Bityi/GSoC

From OLPC
< Bityi
Revision as of 12:26, 19 April 2008 by Homunq (talk | contribs)
(diff) ← Older revision | Latest revision (diff) | Newer revision → (diff)
Jump to navigation Jump to search
The printable version is no longer supported and may have rendering errors. Please update your browser bookmarks and please use the default browser print function instead.

Last modified Homunq 11:58, 29 March 2008 (EDT). If you're a mentor, this link may work to take you to see the app inside google's system.

The basic idea

Why can you only program in English-based programming languages? Why can't people to program in something much closer to their own natural language, but have the resulting program be fully portable?

A use-case answer

Pepito wants to program his XO. He opens Develop and creates a new activity based on the new-activity template. The file is in English on disk, but he sees it and edits it in Spanish. When he copies and pastes in some English example code, it switches to Spanish automatically.

He adds "importa xml" to a file, and, since the xml module already has a translation, he can use the functions in that module by their Spanish names, which he can see in a module browser. Except that he had already defined a variable called "analiza" (Spanish for parse), so, in order to avoid a naming conflict, his variable is called "mymodule__analiza" on-screen (and "es__analiza" on disk, as it was before the import) and the xml function is called "xml__analiza" on-screen (and "parse" on disk, of course). By right clicking on mymodule__analiza, he gets a context menu for setting translation, and he selects the option to harmonize the translation; now his variable is called "parse" on disk.
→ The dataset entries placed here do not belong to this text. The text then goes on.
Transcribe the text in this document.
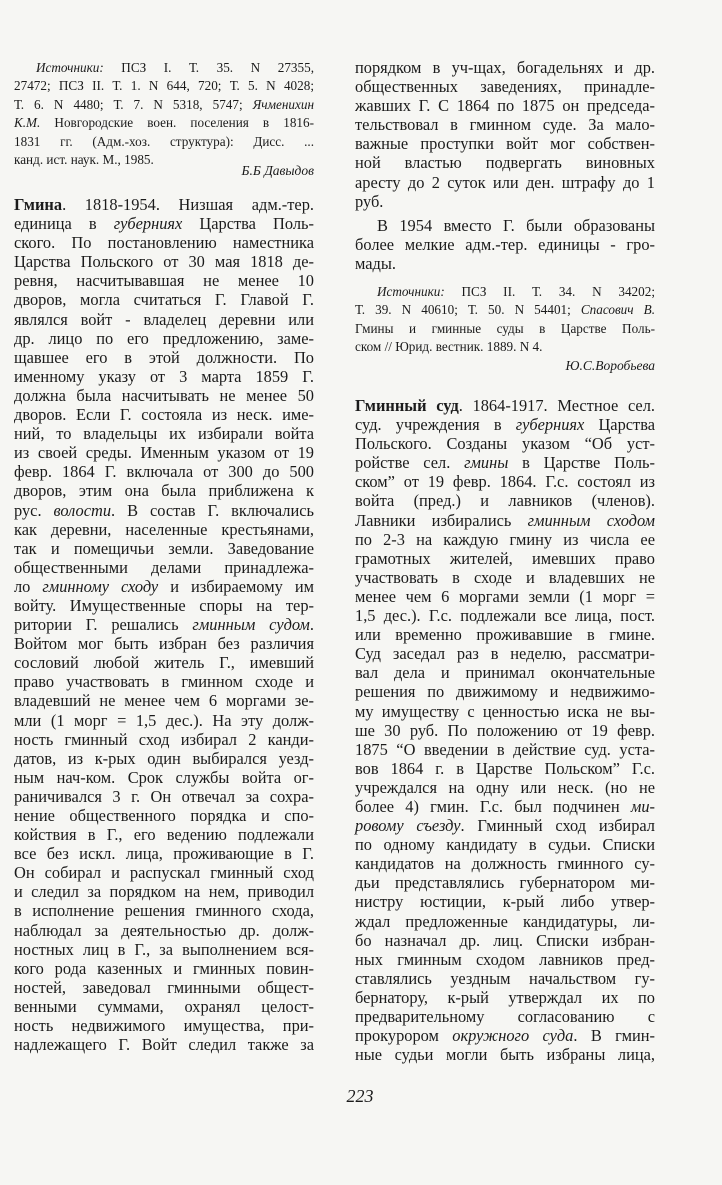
Источники: ПСЗ I. Т. 35. N 27355,
27472; ПСЗ II. Т. 1. N 644, 720; Т. 5. N 4028;
Т. 6. N 4480; Т. 7. N 5318, 5747; Ячменихин
К.М. Новгородские воен. поселения в 1816-
1831 гг. (Адм.-хоз. структура): Дисс. ...
канд. ист. наук. М., 1985.
Б.Б Давыдов
Гмина. 1818-1954. Низшая адм.-тер.
единица в губерниях Царства Поль-
ского. По постановлению наместника
Царства Польского от 30 мая 1818 де-
ревня, насчитывавшая не менее 10
дворов, могла считаться Г. Главой Г.
являлся войт - владелец деревни или
др. лицо по его предложению, заме-
щавшее его в этой должности. По
именному указу от 3 марта 1859 Г.
должна была насчитывать не менее 50
дворов. Если Г. состояла из неск. име-
ний, то владельцы их избирали войта
из своей среды. Именным указом от 19
февр. 1864 Г. включала от 300 до 500
дворов, этим она была приближена к
рус. волости. В состав Г. включались
как деревни, населенные крестьянами,
так и помещичьи земли. Заведование
общественными делами принадлежа-
ло гминному сходу и избираемому им
войту. Имущественные споры на тер-
ритории Г. решались гминным судом.
Войтом мог быть избран без различия
сословий любой житель Г., имевший
право участвовать в гминном сходе и
владевший не менее чем 6 моргами зе-
мли (1 морг = 1,5 дес.). На эту долж-
ность гминный сход избирал 2 канди-
датов, из к-рых один выбирался уезд-
ным нач-ком. Срок службы войта ог-
раничивался 3 г. Он отвечал за сохра-
нение общественного порядка и спо-
койствия в Г., его ведению подлежали
все без искл. лица, проживающие в Г.
Он собирал и распускал гминный сход
и следил за порядком на нем, приводил
в исполнение решения гминного схода,
наблюдал за деятельностью др. долж-
ностных лиц в Г., за выполнением вся-
кого рода казенных и гминных повин-
ностей, заведовал гминными общест-
венными суммами, охранял целост-
ность недвижимого имущества, при-
надлежащего Г. Войт следил также за
порядком в уч-щах, богадельнях и др.
общественных заведениях, принадле-
жавших Г. С 1864 по 1875 он председа-
тельствовал в гминном суде. За мало-
важные проступки войт мог собствен-
ной властью подвергать виновных
аресту до 2 суток или ден. штрафу до 1
руб.
В 1954 вместо Г. были образованы
более мелкие адм.-тер. единицы - гро-
мады.
Источники: ПСЗ II. Т. 34. N 34202;
Т. 39. N 40610; Т. 50. N 54401; Спасович В.
Гмины и гминные суды в Царстве Поль-
ском // Юрид. вестник. 1889. N 4.
Ю.С.Воробьева
Гминный суд. 1864-1917. Местное сел.
суд. учреждения в губерниях Царства
Польского. Созданы указом “Об уст-
ройстве сел. гмины в Царстве Поль-
ском” от 19 февр. 1864. Г.с. состоял из
войта (пред.) и лавников (членов).
Лавники избирались гминным сходом
по 2-3 на каждую гмину из числа ее
грамотных жителей, имевших право
участвовать в сходе и владевших не
менее чем 6 моргами земли (1 морг =
1,5 дес.). Г.с. подлежали все лица, пост.
или временно проживавшие в гмине.
Суд заседал раз в неделю, рассматри-
вал дела и принимал окончательные
решения по движимому и недвижимо-
му имуществу с ценностью иска не вы-
ше 30 руб. По положению от 19 февр.
1875 “О введении в действие суд. уста-
вов 1864 г. в Царстве Польском” Г.с.
учреждался на одну или неск. (но не
более 4) гмин. Г.с. был подчинен ми-
ровому съезду. Гминный сход избирал
по одному кандидату в судьи. Списки
кандидатов на должность гминного су-
дьи представлялись губернатором ми-
нистру юстиции, к-рый либо утвер-
ждал предложенные кандидатуры, ли-
бо назначал др. лиц. Списки избран-
ных гминным сходом лавников пред-
ставлялись уездным начальством гу-
бернатору, к-рый утверждал их по
предварительному согласованию с
прокурором окружного суда. В гмин-
ные судьи могли быть избраны лица,
223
Now he wants to use some example code he found which uses the cgi module. He adds "importa cgi", but the cgi module has no translations yet. He copies and pastes in the example code, and it stays in English. Then he right-clicks on a word to add a translation. By scanning the imported modules, his computer can guess that the translation should be associated with the cgi module, so it puts that module at the top of the list of options where to add the translation. He chooses that module, and gets a dialog for adding his translation (hopefully, seeded with guesses from local and remote dictionaries). He chooses a reasonable translation, and, with another click, his choice is uploaded to a central server so that others can use it.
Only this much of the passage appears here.